Разумеется, об этих детских бреднях никто поначалу не подозревал. Императрица несколько даже разочаровалась в ней и описывала ее барону Гримму, своему постоянному корреспонденту с ноткой пренебрежения: «О ней еще нечего сказать, она слишком мала и далеко не та, что были братья и сестры в ее лета. Она толста, бела, глазки у нее хорошенькие, и сидит она целый день в углу со своими игрушками, болтает без умолку, но не говорит ничего, что было бы достойно внимания».

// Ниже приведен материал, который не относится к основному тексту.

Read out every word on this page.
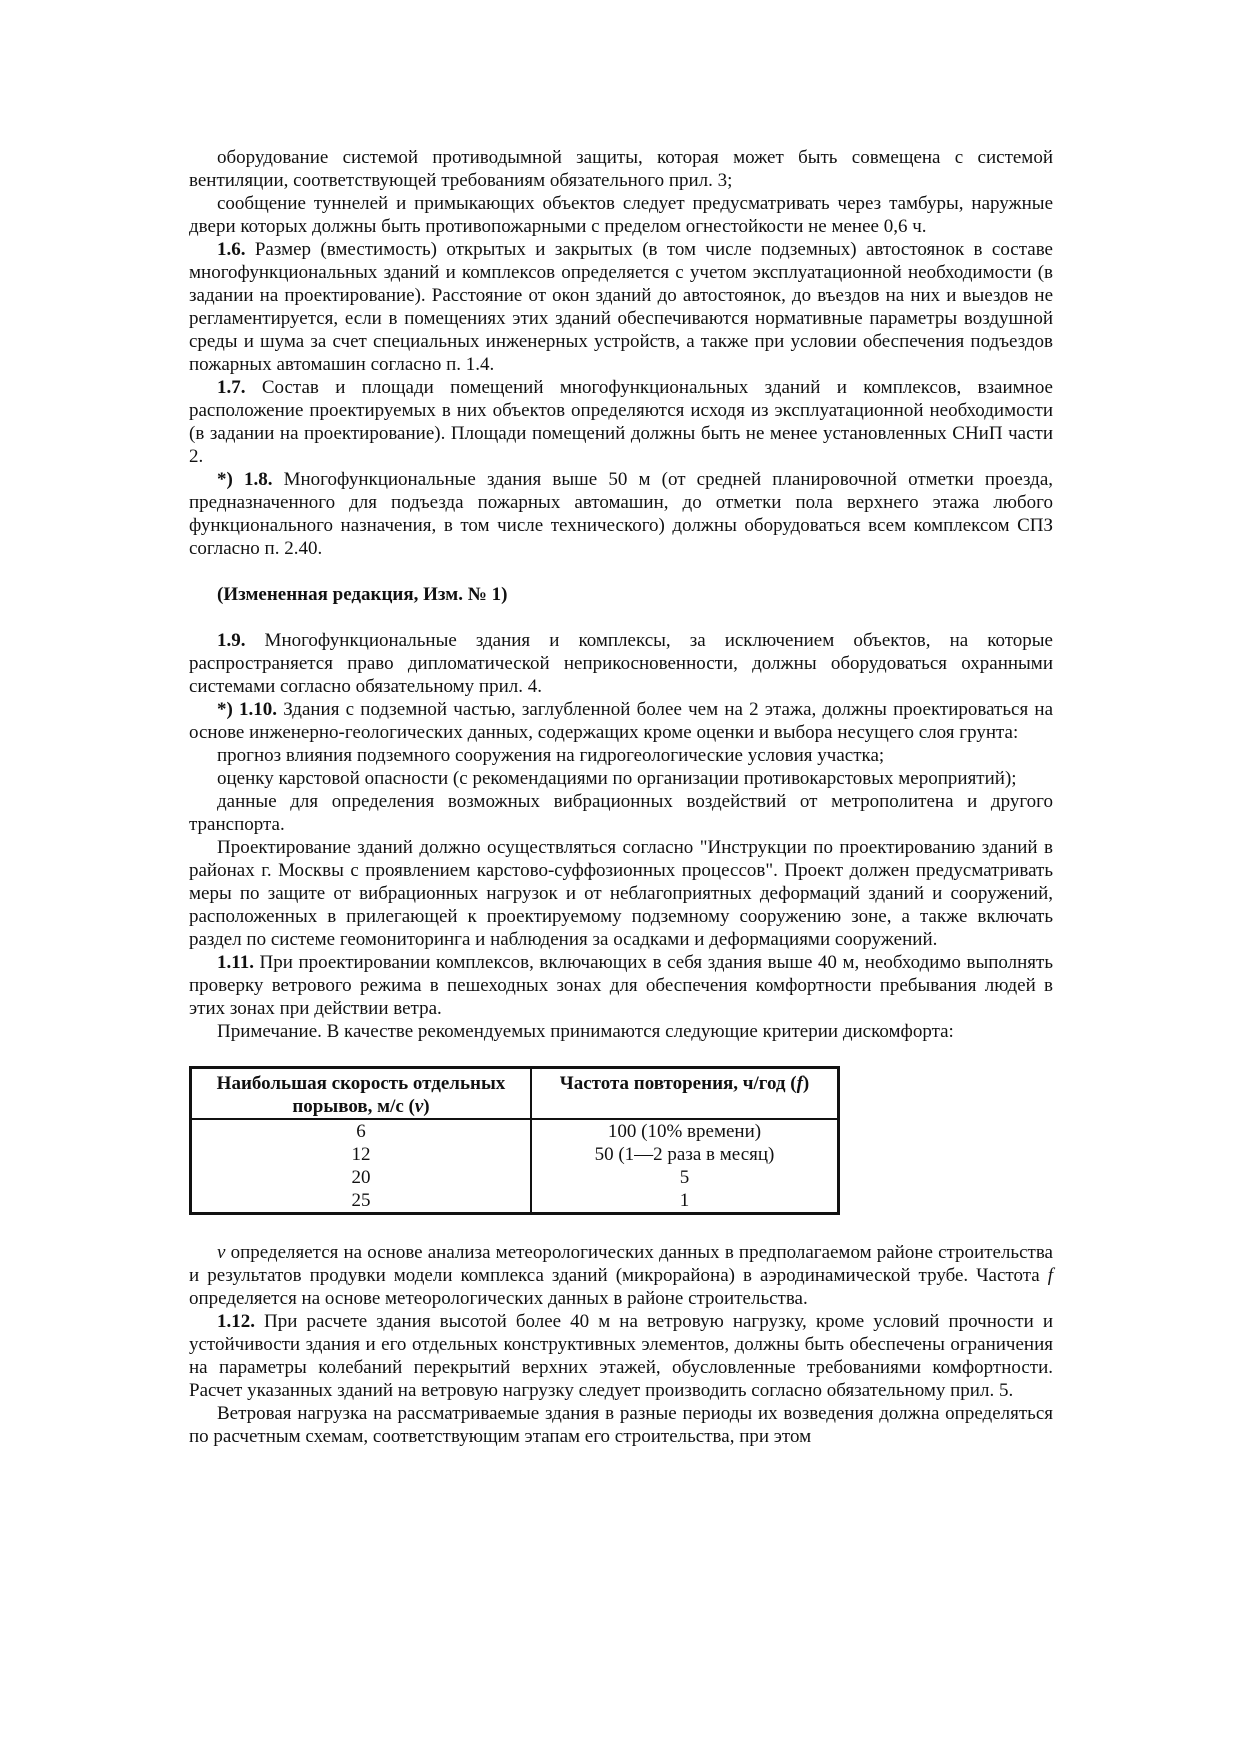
оборудование системой противодымной защиты, которая может быть совмещена с системой вентиляции, соответствующей требованиям обязательного прил. 3;

сообщение туннелей и примыкающих объектов следует предусматривать через тамбуры, наружные двери которых должны быть противопожарными с пределом огнестойкости не менее 0,6 ч.

1.6. Размер (вместимость) открытых и закрытых (в том числе подземных) автостоянок в составе многофункциональных зданий и комплексов определяется с учетом эксплуатационной необходимости (в задании на проектирование). Расстояние от окон зданий до автостоянок, до въездов на них и выездов не регламентируется, если в помещениях этих зданий обеспечиваются нормативные параметры воздушной среды и шума за счет специальных инженерных устройств, а также при условии обеспечения подъездов пожарных автомашин согласно п. 1.4.

1.7. Состав и площади помещений многофункциональных зданий и комплексов, взаимное расположение проектируемых в них объектов определяются исходя из эксплуатационной необходимости (в задании на проектирование). Площади помещений должны быть не менее установленных СНиП части 2.

*) 1.8. Многофункциональные здания выше 50 м (от средней планировочной отметки проезда, предназначенного для подъезда пожарных автомашин, до отметки пола верхнего этажа любого функционального назначения, в том числе технического) должны оборудоваться всем комплексом СПЗ согласно п. 2.40.

(Измененная редакция, Изм. № 1)

1.9. Многофункциональные здания и комплексы, за исключением объектов, на которые распространяется право дипломатической неприкосновенности, должны оборудоваться охранными системами согласно обязательному прил. 4.

*) 1.10. Здания с подземной частью, заглубленной более чем на 2 этажа, должны проектироваться на основе инженерно-геологических данных, содержащих кроме оценки и выбора несущего слоя грунта:

прогноз влияния подземного сооружения на гидрогеологические условия участка;

оценку карстовой опасности (с рекомендациями по организации противокарстовых мероприятий);

данные для определения возможных вибрационных воздействий от метрополитена и другого транспорта.

Проектирование зданий должно осуществляться согласно "Инструкции по проектированию зданий в районах г. Москвы с проявлением карстово-суффозионных процессов". Проект должен предусматривать меры по защите от вибрационных нагрузок и от неблагоприятных деформаций зданий и сооружений, расположенных в прилегающей к проектируемому подземному сооружению зоне, а также включать раздел по системе геомониторинга и наблюдения за осадками и деформациями сооружений.

1.11. При проектировании комплексов, включающих в себя здания выше 40 м, необходимо выполнять проверку ветрового режима в пешеходных зонах для обеспечения комфортности пребывания людей в этих зонах при действии ветра.

Примечание. В качестве рекомендуемых принимаются следующие критерии дискомфорта:

Наибольшая скорость отдельных порывов, м/с (v)	Частота повторения, ч/год (f)
6	100 (10% времени)
12	50 (1—2 раза в месяц)
20	5
25	1

v определяется на основе анализа метеорологических данных в предполагаемом районе строительства и результатов продувки модели комплекса зданий (микрорайона) в аэродинамической трубе. Частота f определяется на основе метеорологических данных в районе строительства.

1.12. При расчете здания высотой более 40 м на ветровую нагрузку, кроме условий прочности и устойчивости здания и его отдельных конструктивных элементов, должны быть обеспечены ограничения на параметры колебаний перекрытий верхних этажей, обусловленные требованиями комфортности. Расчет указанных зданий на ветровую нагрузку следует производить согласно обязательному прил. 5.

Ветровая нагрузка на рассматриваемые здания в разные периоды их возведения должна определяться по расчетным схемам, соответствующим этапам его строительства, при этом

Впрочем, именно этой замкнутостью и тихостью нрава и понравилась двухлетняя сестричка старшему брату Александру, который был старше ее на десять с половиной лет. Сам он был склонен к задумчивости, тишине и созерцательности, переизбыточное оживление большого семейства немало раздражало его, оттого среди всех прочих братьев и сестер он и предпочитал Катрин. И стоило ей ощутить это ласковое внимание брата (мужское внимание – как определяла для себя императрица, прекрасно знавшая, что у любви нет возраста, так же, как слов «уже поздно» или «еще рано»), как она мигом перестала быть «белой и толстой», перестала сидеть в углу с игрушками, а принялась кругом бегать за братом, и оторвать ее от Александра было совершенно невозможно. Причем чем дольше, тем меньше бескорыстного, невинного восхищения светилось в ее ярких, темных, больших глазах, а тем больше можно было увидеть в них ревности собственницы, никому не желающей уступать любимую игрушку.
Появление при дворе принцесс Баденских, предназначенных в жены Александру и Константину, пробудило в девочке истинного бесенка. Нет, не шаловливого бесенка, а вполне взрослого и очень опасного беса! На Фредерику-Доротею, которой предстояло быть окрещенной именем Анна и сделаться женой Константина, она смотрела презрительно, а на прелестную Луизу – с откровенной ненавистью, высмеивала каждый ее шаг, каждое слово, а ее естественные неловкость и застенчивость, которые были и впрямь очень трогательны и умиляли всех остальных, вызывали у малышки приступы грубого смеха. При этом она оказалась достаточно умна (а вернее всего, хитра), чтобы не буйствовать принародно, понимая или чувствуя, что этим восстановит против себя Александра, который очаровался невестой с первого взгляда. Катрин паясничала и скоморошничала, только если была убеждена, что ни няньки, ни воспитательницы ее не видят, и с ее легкой руки остальные принцессы относились к Елизавете насмешливо и пренебрежительно. Первый раз выдала себя Катрин во время венчания брата. И тогда же императрица впервые задумалась, что эта девчонка еще задаст им всем жару, если вовремя ее не окоротить.